Muscat sneers at my early career in the media when he himself is a former Super One hack?

Muscat rubbishes my analysis of what’s going wrong with health because I’m not a medical doctor? Neither was his previous health minister, Konrad Mizzi, who has no background in any medical field.

My qualifications (obtained from the Universities of Malta and of Bologna) might not be from the medical field but I do have top practitioners, from various areas of medicine, advising me. And, lo and behold, my warnings on the health sector are not that different from the warnings coming from the health professionals’ associations.

Of course, that is exactly why Muscat is attacking me on a personal level. As Margaret Thatcher once remarked: “I always cheer up immensely if an attack is particularly wounding because I think, well, if they attack one personally, it means they have not a single political argument left.” 

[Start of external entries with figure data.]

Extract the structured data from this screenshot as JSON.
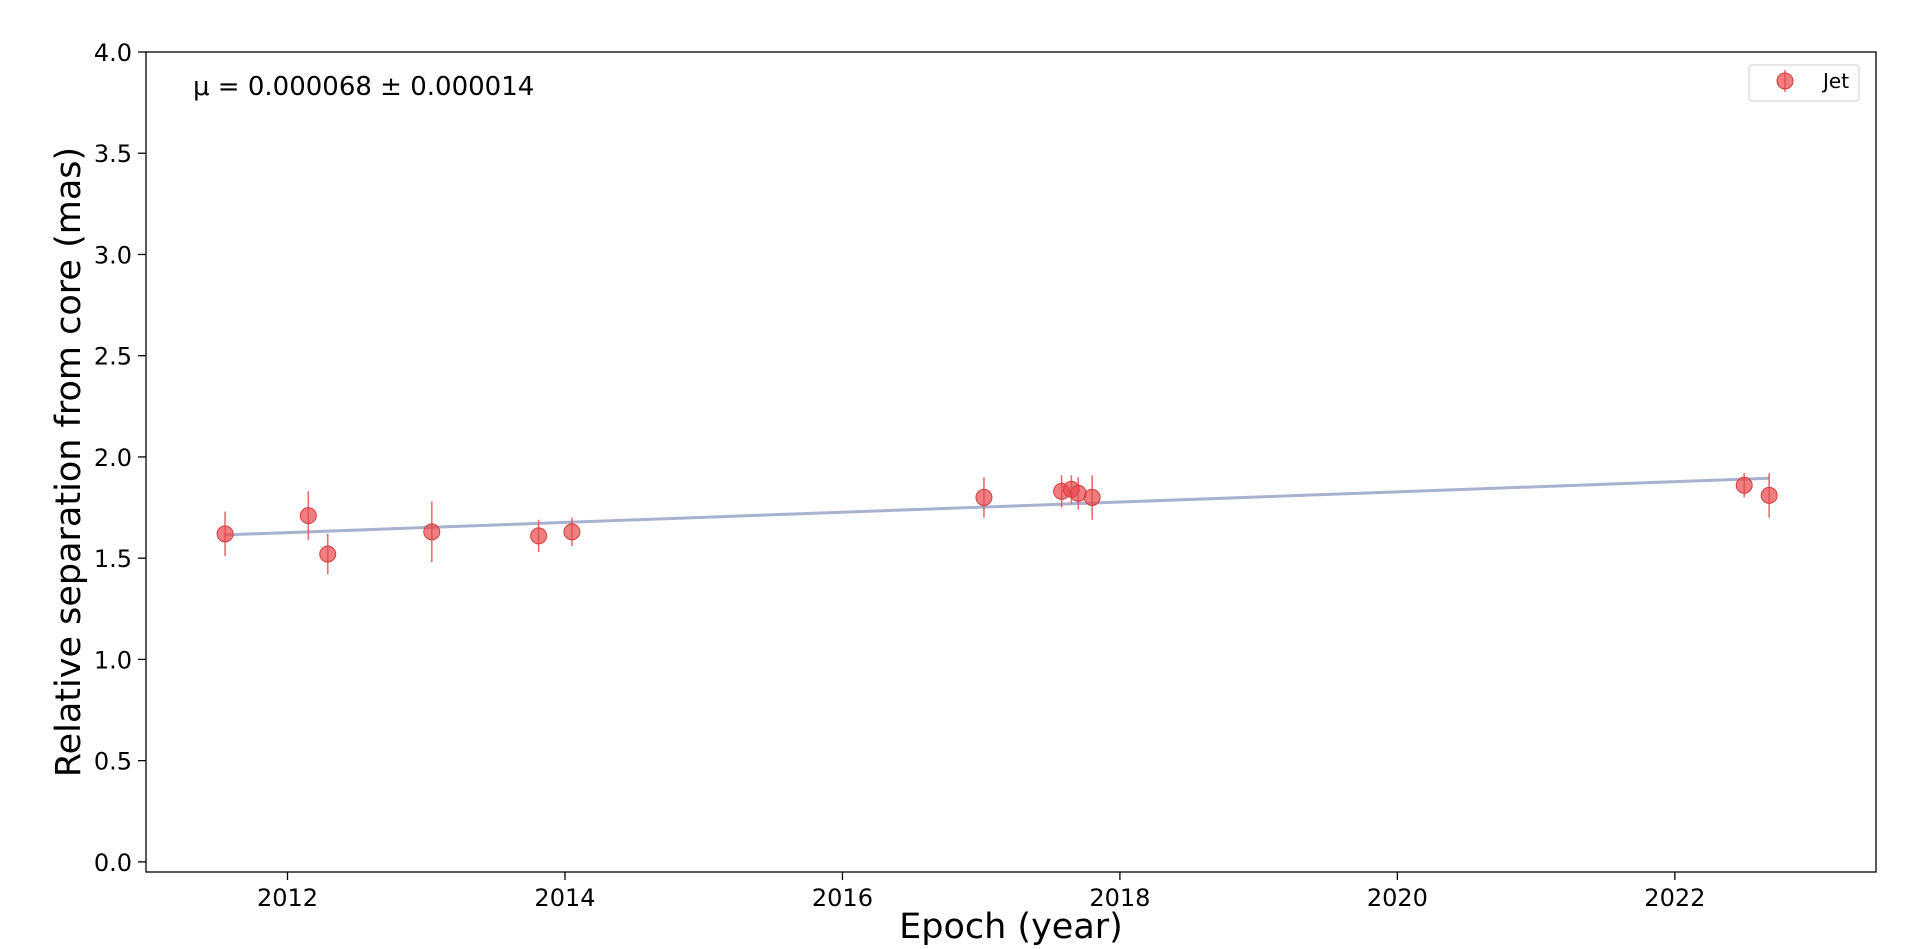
{
  "chart_data": {
    "type": "scatter",
    "xlabel": "Epoch (year)",
    "ylabel": "Relative separation from core (mas)",
    "xlim": [
      2010.98,
      2023.45
    ],
    "ylim": [
      -0.05,
      4.0
    ],
    "xticks": [
      2012,
      2014,
      2016,
      2018,
      2020,
      2022
    ],
    "yticks": [
      0.0,
      0.5,
      1.0,
      1.5,
      2.0,
      2.5,
      3.0,
      3.5,
      4.0
    ],
    "xtick_labels": [
      "2012",
      "2014",
      "2016",
      "2018",
      "2020",
      "2022"
    ],
    "ytick_labels": [
      "0.0",
      "0.5",
      "1.0",
      "1.5",
      "2.0",
      "2.5",
      "3.0",
      "3.5",
      "4.0"
    ],
    "grid": false,
    "annotation": "μ = 0.000068 ± 0.000014",
    "legend": {
      "position": "top-right",
      "entries": [
        "Jet"
      ]
    },
    "colors": {
      "points": "#e8474a",
      "fit_line": "#a8b2d0"
    },
    "series": [
      {
        "name": "Jet",
        "points": [
          {
            "x": 2011.55,
            "y": 1.62,
            "err": 0.11
          },
          {
            "x": 2012.15,
            "y": 1.71,
            "err": 0.12
          },
          {
            "x": 2012.29,
            "y": 1.52,
            "err": 0.1
          },
          {
            "x": 2013.04,
            "y": 1.63,
            "err": 0.15
          },
          {
            "x": 2013.81,
            "y": 1.61,
            "err": 0.08
          },
          {
            "x": 2014.05,
            "y": 1.63,
            "err": 0.07
          },
          {
            "x": 2017.02,
            "y": 1.8,
            "err": 0.1
          },
          {
            "x": 2017.58,
            "y": 1.83,
            "err": 0.08
          },
          {
            "x": 2017.65,
            "y": 1.84,
            "err": 0.07
          },
          {
            "x": 2017.7,
            "y": 1.82,
            "err": 0.08
          },
          {
            "x": 2017.8,
            "y": 1.8,
            "err": 0.11
          },
          {
            "x": 2022.5,
            "y": 1.86,
            "err": 0.06
          },
          {
            "x": 2022.68,
            "y": 1.81,
            "err": 0.11
          }
        ]
      }
    ],
    "fit": {
      "x": [
        2011.55,
        2022.68
      ],
      "y": [
        1.615,
        1.895
      ]
    }
  }
}
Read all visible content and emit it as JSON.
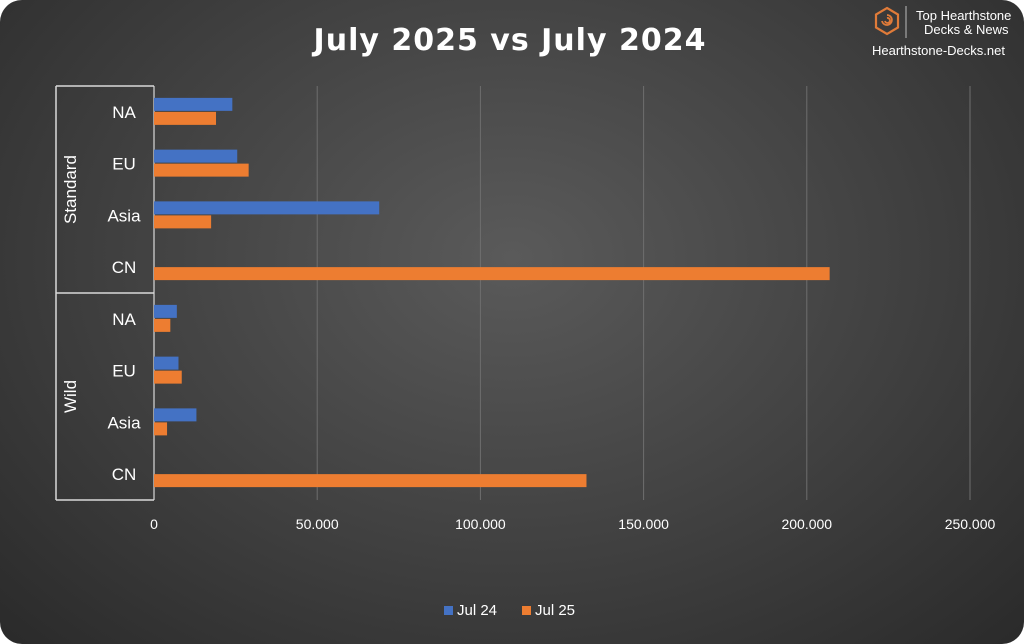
{
  "brand": {
    "line1": "Top Hearthstone",
    "line2": "Decks & News",
    "url": "Hearthstone-Decks.net",
    "icon": "hexagon-swirl-icon",
    "accent": "#e07b39"
  },
  "chart_data": {
    "type": "bar",
    "orientation": "horizontal",
    "title": "July 2025 vs July 2024",
    "groups": [
      {
        "name": "Standard",
        "categories": [
          "NA",
          "EU",
          "Asia",
          "CN"
        ]
      },
      {
        "name": "Wild",
        "categories": [
          "NA",
          "EU",
          "Asia",
          "CN"
        ]
      }
    ],
    "series": [
      {
        "name": "Jul 24",
        "color": "#4472c4",
        "values": [
          24000,
          25500,
          69000,
          0,
          7000,
          7500,
          13000,
          0
        ]
      },
      {
        "name": "Jul 25",
        "color": "#ed7d31",
        "values": [
          19000,
          29000,
          17500,
          207000,
          5000,
          8500,
          4000,
          132500
        ]
      }
    ],
    "xlim": [
      0,
      250000
    ],
    "xticks": [
      "0",
      "50.000",
      "100.000",
      "150.000",
      "200.000",
      "250.000"
    ],
    "grid": true,
    "legend_position": "bottom"
  }
}
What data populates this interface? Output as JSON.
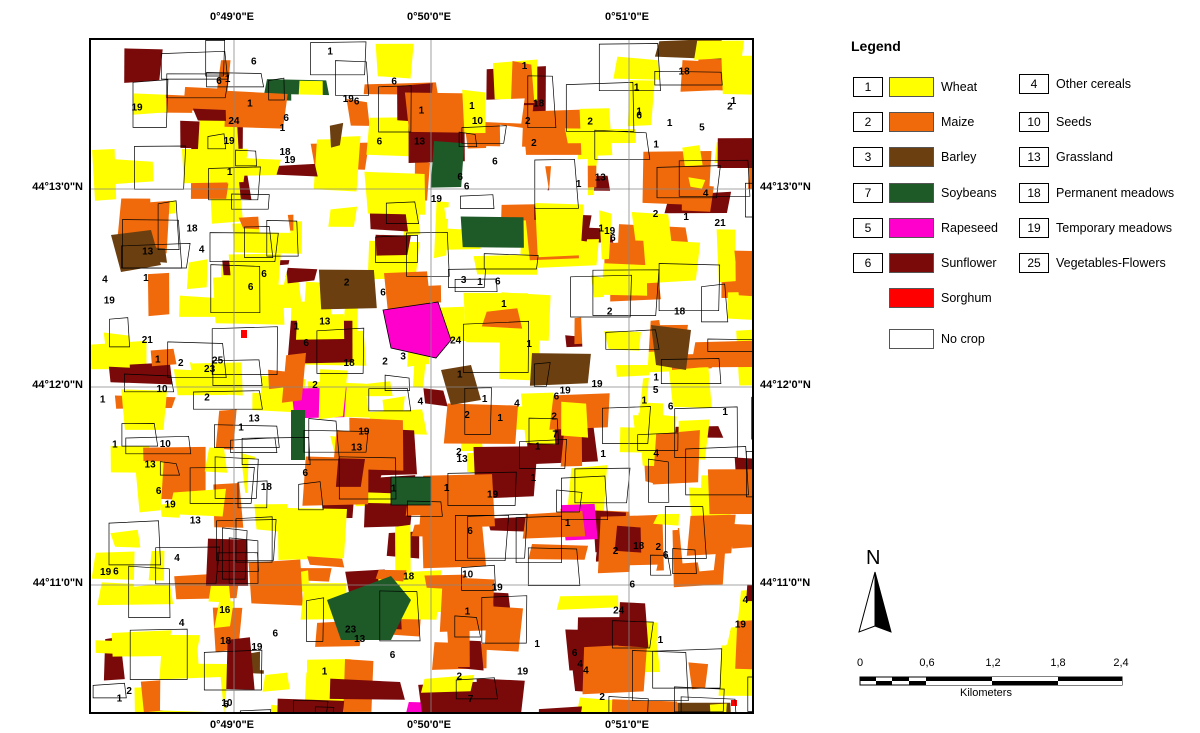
{
  "coordinates": {
    "top": [
      "0°49'0\"E",
      "0°50'0\"E",
      "0°51'0\"E"
    ],
    "bottom": [
      "0°49'0\"E",
      "0°50'0\"E",
      "0°51'0\"E"
    ],
    "left": [
      "44°13'0\"N",
      "44°12'0\"N",
      "44°11'0\"N"
    ],
    "right": [
      "44°13'0\"N",
      "44°12'0\"N",
      "44°11'0\"N"
    ]
  },
  "legend": {
    "title": "Legend",
    "classes": [
      {
        "code": "1",
        "label": "Wheat",
        "color": "#ffff00"
      },
      {
        "code": "2",
        "label": "Maize",
        "color": "#f06a0c"
      },
      {
        "code": "3",
        "label": "Barley",
        "color": "#6b3f10"
      },
      {
        "code": "7",
        "label": "Soybeans",
        "color": "#1e5a28"
      },
      {
        "code": "5",
        "label": "Rapeseed",
        "color": "#ff00cc"
      },
      {
        "code": "6",
        "label": "Sunflower",
        "color": "#7a0a0a"
      },
      {
        "code": "",
        "label": "Sorghum",
        "color": "#ff0000"
      },
      {
        "code": "",
        "label": "No crop",
        "color": "#ffffff"
      }
    ],
    "codes_only": [
      {
        "code": "4",
        "label": "Other cereals"
      },
      {
        "code": "10",
        "label": "Seeds"
      },
      {
        "code": "13",
        "label": "Grassland"
      },
      {
        "code": "18",
        "label": "Permanent meadows"
      },
      {
        "code": "19",
        "label": "Temporary meadows"
      },
      {
        "code": "25",
        "label": "Vegetables-Flowers"
      }
    ]
  },
  "north_arrow": {
    "letter": "N"
  },
  "scale_bar": {
    "ticks": [
      "0",
      "0,6",
      "1,2",
      "1,8",
      "2,4"
    ],
    "units": "Kilometers"
  },
  "parcel_labels": [
    "6",
    "4",
    "1",
    "16",
    "2",
    "1",
    "4",
    "6",
    "6",
    "19",
    "18",
    "1",
    "6",
    "1",
    "18",
    "6",
    "4",
    "1",
    "13",
    "4",
    "4",
    "18",
    "19",
    "1",
    "6",
    "10",
    "1",
    "18",
    "24",
    "6",
    "10",
    "19",
    "1",
    "1",
    "10",
    "1",
    "1",
    "1",
    "6",
    "4",
    "1",
    "1",
    "4",
    "1",
    "19",
    "1",
    "1",
    "1",
    "1",
    "18",
    "6",
    "1",
    "5",
    "5",
    "19",
    "6",
    "13",
    "10",
    "6",
    "13",
    "13",
    "6",
    "19",
    "1",
    "19",
    "19",
    "13",
    "13",
    "1",
    "2",
    "6",
    "3",
    "1",
    "6",
    "3",
    "1",
    "1",
    "1",
    "19",
    "6",
    "6",
    "6",
    "2",
    "2",
    "21",
    "2",
    "2",
    "2",
    "2",
    "2",
    "23",
    "2",
    "2",
    "2",
    "2",
    "2",
    "2",
    "24",
    "19",
    "2",
    "2",
    "24",
    "7",
    "7",
    "19",
    "19",
    "18",
    "6",
    "2",
    "1",
    "18",
    "19",
    "19",
    "21",
    "6",
    "13",
    "25",
    "13",
    "1",
    "1",
    "1",
    "19",
    "1",
    "4",
    "1",
    "6",
    "18",
    "18",
    "6",
    "1",
    "1",
    "13",
    "1",
    "1",
    "4",
    "6",
    "1",
    "6",
    "1",
    "1",
    "19",
    "18",
    "2",
    "4",
    "6",
    "6",
    "19",
    "1",
    "1",
    "4",
    "23",
    "10",
    "1",
    "6",
    "6",
    "6",
    "13"
  ],
  "class_colors": {
    "wheat": "#ffff00",
    "maize": "#f06a0c",
    "barley": "#6b3f10",
    "soybeans": "#1e5a28",
    "rapeseed": "#ff00cc",
    "sunflower": "#7a0a0a",
    "sorghum": "#ff0000",
    "no_crop": "#ffffff"
  }
}
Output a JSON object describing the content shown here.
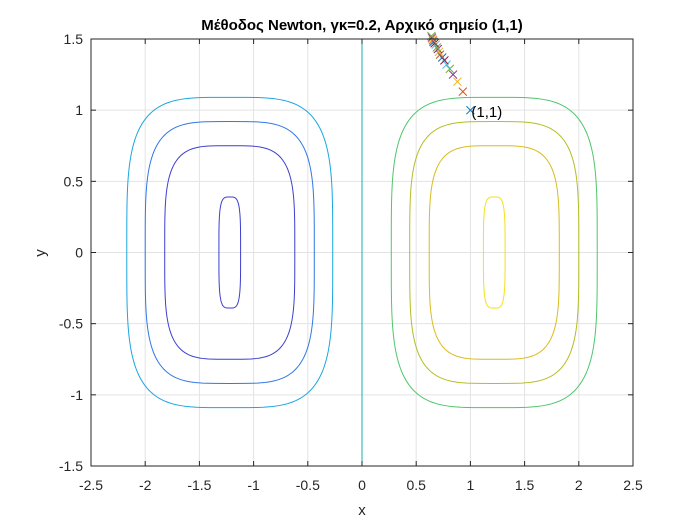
{
  "chart_data": {
    "type": "contour",
    "title": "Μέθοδος Newton, γκ=0.2, Αρχικό σημείο (1,1)",
    "xlabel": "x",
    "ylabel": "y",
    "xlim": [
      -2.5,
      2.5
    ],
    "ylim": [
      -1.5,
      1.5
    ],
    "xticks": [
      "-2.5",
      "-2",
      "-1.5",
      "-1",
      "-0.5",
      "0",
      "0.5",
      "1",
      "1.5",
      "2",
      "2.5"
    ],
    "yticks": [
      "-1.5",
      "-1",
      "-0.5",
      "0",
      "0.5",
      "1",
      "1.5"
    ],
    "grid": true,
    "contours": [
      {
        "center_x": -1.22,
        "half_width": 0.1,
        "half_height": 0.39,
        "color": "#3c3fcf"
      },
      {
        "center_x": -1.22,
        "half_width": 0.6,
        "half_height": 0.75,
        "color": "#3c3fcf"
      },
      {
        "center_x": -1.22,
        "half_width": 0.78,
        "half_height": 0.92,
        "color": "#2f78e6"
      },
      {
        "center_x": -1.22,
        "half_width": 0.95,
        "half_height": 1.09,
        "color": "#1aa6e2"
      },
      {
        "center_x": 1.22,
        "half_width": 0.1,
        "half_height": 0.39,
        "color": "#f2e21b"
      },
      {
        "center_x": 1.22,
        "half_width": 0.6,
        "half_height": 0.75,
        "color": "#d8bc1e"
      },
      {
        "center_x": 1.22,
        "half_width": 0.78,
        "half_height": 0.92,
        "color": "#b6bd24"
      },
      {
        "center_x": 1.22,
        "half_width": 0.95,
        "half_height": 1.09,
        "color": "#50c56a"
      }
    ],
    "zero_level_line": {
      "x": 0,
      "color": "#18b0b0"
    },
    "iterates": {
      "x": [
        1.0,
        0.93,
        0.88,
        0.84,
        0.81,
        0.78,
        0.76,
        0.74,
        0.72,
        0.71,
        0.7,
        0.69,
        0.68,
        0.67,
        0.66,
        0.655,
        0.65,
        0.645,
        0.64
      ],
      "y": [
        1.0,
        1.13,
        1.2,
        1.25,
        1.29,
        1.32,
        1.35,
        1.37,
        1.39,
        1.41,
        1.43,
        1.44,
        1.46,
        1.47,
        1.48,
        1.49,
        1.5,
        1.51,
        1.52
      ],
      "colors": [
        "#0072bd",
        "#d95319",
        "#edb120",
        "#7e2f8e",
        "#77ac30",
        "#4dbeee",
        "#a2142f"
      ]
    },
    "annotation": {
      "text": "(1,1)",
      "x": 1.0,
      "y": 1.0
    }
  }
}
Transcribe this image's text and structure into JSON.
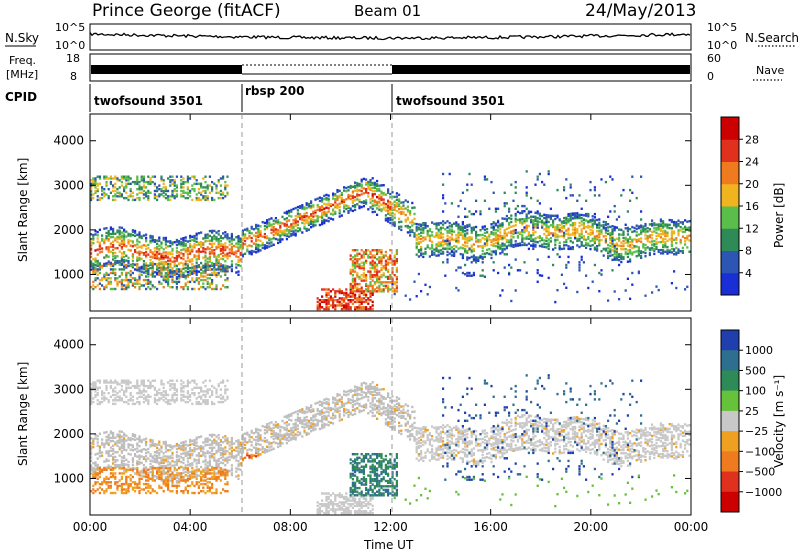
{
  "header": {
    "station": "Prince George (fitACF)",
    "beam": "Beam 01",
    "date": "24/May/2013"
  },
  "panels": {
    "nsky": {
      "label": "N.Sky",
      "right_label": "N.Search",
      "ticks_left": [
        "10^5",
        "10^0"
      ],
      "ticks_right": [
        "10^5",
        "10^0"
      ]
    },
    "freq": {
      "label_top": "Freq.",
      "label_bottom": "[MHz]",
      "ticks_left": [
        "18",
        "8"
      ],
      "ticks_right": [
        "60",
        "0"
      ],
      "right_label": "Nave"
    },
    "cpid": {
      "label": "CPID",
      "segments": [
        {
          "name": "twofsound 3501",
          "start_hour": 0,
          "end_hour": 6
        },
        {
          "name": "rbsp 200",
          "start_hour": 6,
          "end_hour": 12
        },
        {
          "name": "twofsound 3501",
          "start_hour": 12,
          "end_hour": 24
        }
      ]
    }
  },
  "chart_data": [
    {
      "type": "heatmap",
      "title": "Power",
      "ylabel": "Slant Range [km]",
      "xlabel": "",
      "x_range_hours": [
        0,
        24
      ],
      "ylim": [
        180,
        4600
      ],
      "y_ticks": [
        1000,
        2000,
        3000,
        4000
      ],
      "colorbar": {
        "label": "Power [dB]",
        "ticks": [
          "4",
          "8",
          "12",
          "16",
          "20",
          "24",
          "28"
        ],
        "colors": [
          "#1a2ed6",
          "#2d55b4",
          "#2e8b57",
          "#5bbd4a",
          "#f0b41e",
          "#f07a1e",
          "#e0301e",
          "#cc0000"
        ]
      },
      "bands": [
        {
          "desc": "main F-region echo",
          "hours": [
            0,
            24
          ],
          "range_km": [
            1300,
            2800
          ]
        },
        {
          "desc": "upper band",
          "hours": [
            0,
            5
          ],
          "range_km": [
            2700,
            3200
          ]
        },
        {
          "desc": "near-range strong echo",
          "hours": [
            9,
            11
          ],
          "range_km": [
            250,
            700
          ]
        }
      ]
    },
    {
      "type": "heatmap",
      "title": "Velocity",
      "ylabel": "Slant Range [km]",
      "xlabel": "Time UT",
      "x_range_hours": [
        0,
        24
      ],
      "x_ticks": [
        "00:00",
        "04:00",
        "08:00",
        "12:00",
        "16:00",
        "20:00",
        "00:00"
      ],
      "ylim": [
        180,
        4600
      ],
      "y_ticks": [
        1000,
        2000,
        3000,
        4000
      ],
      "colorbar": {
        "label": "Velocity [m s⁻¹]",
        "ticks": [
          "1000",
          "500",
          "100",
          "25",
          "−25",
          "−100",
          "−500",
          "−1000"
        ],
        "colors": [
          "#1f3fae",
          "#2e6e8e",
          "#2e8b57",
          "#66c23a",
          "#c8c8c8",
          "#f0a020",
          "#f07a1e",
          "#e0301e",
          "#cc0000"
        ]
      },
      "ground_scatter_color": "#bebebe"
    }
  ]
}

Margaret Thatcher also said that, “The problem with socialism is that you eventually run out of other peoples' money.” But of course Muscat is no socialist. He has a new way of doing politics.

That’s what he promised us before the last general election and, for once, he kept his word. 

He is a prisoner to secret deals made before the last election. He has no respect for the dignity of institutions. He has appointed people unfit and out of their depth and, when they fall flat on their face or are caught engaging in disgraceful behaviour, he is unable to take the decisions that matter.

Yes, it is a new way of doing politics. Now we are seeing the effect this has on our political system and on our country’s reputation abroad. An immediate and very unpleasant effect indeed.

And, when you or anyone else points it out, Muscat sets the attack dogs on you.